How TISGRADE addresses this
TISGRADE improves how traffic data is handled across the full data chain.
It focuses on making data easier to: collect, digitise, validate, share and maintain over time
In addition, the project establishes a continuous public-private feedback loop to improve data quality and long-term reliability.
Project benefits

Improved road safety
By providing service providers with reliable, up-to-date traffic data - such as incidents, roadworks, and temporary measures - drivers will receive timely warnings and safer route guidance across motorways and urban roads.

Better traffic flow
Enabling service providers to use traffic management data more effectively, helping them anticipate congestion and incidents, balance traffic across the network, and prevent bottlenecks at local, regional, and European levels.

Real-time information and smarter route advice
Enhances real-time traffic information, enabling personalised and policy-aware route guidance that helps drivers to make informed decisions and gives authorities greater control over traffic management.
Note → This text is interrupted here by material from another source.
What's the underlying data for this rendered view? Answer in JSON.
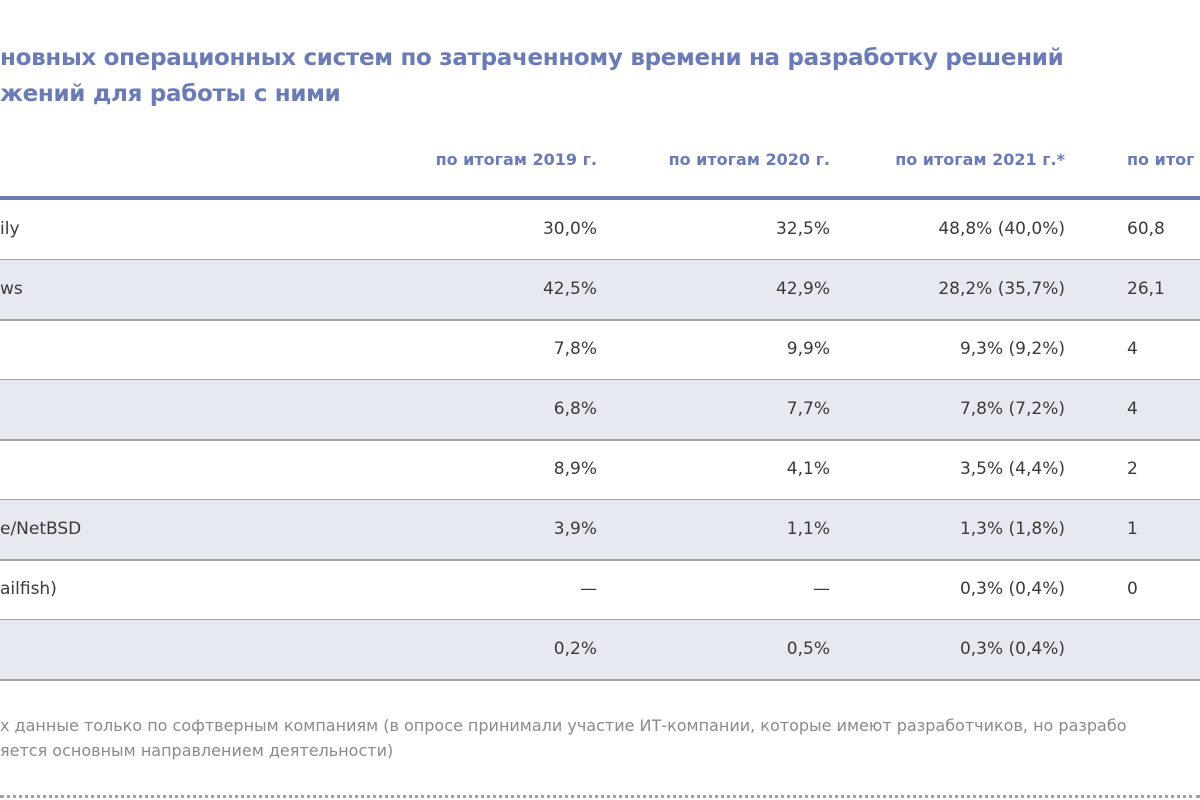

Less through-traffic and rat-running
By making local traffic measures visible in navigation services, TISGRADE helps to reduce unwanted traffic in residential areas and improve liveability.
What is RTTI?
RTTI stands for Real Time Traffic Information. The European RTTI Regulation helps make traffic data across Europe more accessible, consistent and up-to-date. Its goal is to support reliable traffic information services that work across borders.
Why does it matter?
Better traffic data leads to better traffic information services. That means more accurate information on roadworks, speed limits, closures and other traffic restrictions.
Who is affected by the RTTI Regulation?
All public and private organisations that collect, digitise and dissminate traffic data need to work with this data in a more consistent way. This affects how road authorities, National Access Points, service providers and other partners share information and work together.
How does TISGRADE support this?
TISGRADE helps partners improve data quality, accessibility and cooperation, making it easier to put RTTI into practice.

How TISGRADE works
TISGRADE improves traffic information step by step across the full data chain, from data collection to route guidance.
In detail: From data to better travel decisions
National, regional and local road authorities collect data on roadworks, speed limits, closures and other traffic measures.
This data is checked, improved and standardised so it can be used consistently across systems and countries.
Once validated, the data is shared through National Access Points, making it accessible across Europe in line with European requirements.
Navigation and mobility services use this data to improve routing, travel time predictions and driver information.
Road users benefit from more reliable, real-time traffic information and smarter route guidance.
A feedback loop between public and private partners helps improve data quality over time.
From testing to large-scale deployment
TISGRADE tests its approach in different regions across Europe, from cities to major corridors. These real-world validations help ensure that solutions work in practice before being scaled up across Europe.
Project governance and structure
TISGRADE has a clear governance structure that supports coordination, decision-making and collaboration across the project.
Because of the size and complexity of the partnership, strategic and operational decisions are organised separately. This helps ensure both strong alignment and efficient execution.
Partners
The TISGRADE project is implemented across key transport corridors and urban nodes throughout Europe. It brings together a broad European partnership of public and private organisations. The project includes partners from 20 EU Member States and Norway, including road authorities, National Access Points, service providers and network organisations.